How is this different from a floating or submerged tube in open water?

Running the line through solid rock beneath the seabed, rather than in a tube exposed directly to seawater, greatly reduces exposure to currents, storms, collisions, and many environmental impacts. It’s more technically demanding to bore so deeply, but in the long term it can be safer and more stable.

Could this replace airplanes for long-distance travel?

It could significantly reduce air traffic along specific high-demand corridors where a tunnel is feasible, offering faster check-in, city-center to city-center travel, and much lower emissions per passenger. However, planes will still be needed for many routes where undersea or overland tunnels aren’t practical.

What about the impact on marine life?

That impact depends on route choice, construction methods, and how deep the tunnel lies. By staying in stable rock well below the seabed and limiting construction noise and disturbance, planners aim to minimize harm. Continuous monitoring and adaptive management are essential to ensure that marine ecosystems remain healthy.
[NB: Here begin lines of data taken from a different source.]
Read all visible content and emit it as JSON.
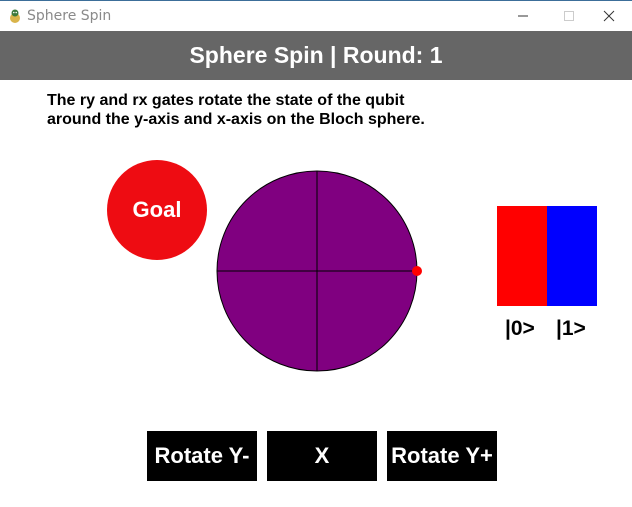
{
  "window": {
    "title": "Sphere Spin",
    "icon": "pygame-snake-icon"
  },
  "header": {
    "title": "Sphere Spin | Round: 1"
  },
  "instructions": {
    "line1": "The ry and rx gates rotate the state of the qubit",
    "line2": "around the y-axis and x-axis on the Bloch sphere."
  },
  "goal": {
    "label": "Goal",
    "color": "#ee0c12"
  },
  "bloch_sphere": {
    "color": "#800080",
    "state_marker_color": "#ff0000"
  },
  "probabilities": {
    "zero_label": "|0>",
    "one_label": "|1>",
    "zero_color": "#ff0000",
    "one_color": "#0000ff"
  },
  "controls": {
    "rotate_y_minus": "Rotate Y-",
    "x_gate": "X",
    "rotate_y_plus": "Rotate Y+"
  }
}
When might we actually ride a train like this?

Large infrastructure projects of this scale typically take decades from first serious proposal to opening day. Precise timelines depend on political will, funding, environmental approvals, and international cooperation. But the fact that we’re seriously designing such systems now means that a generation alive today could realistically experience traveling beneath an ocean by high-speed train.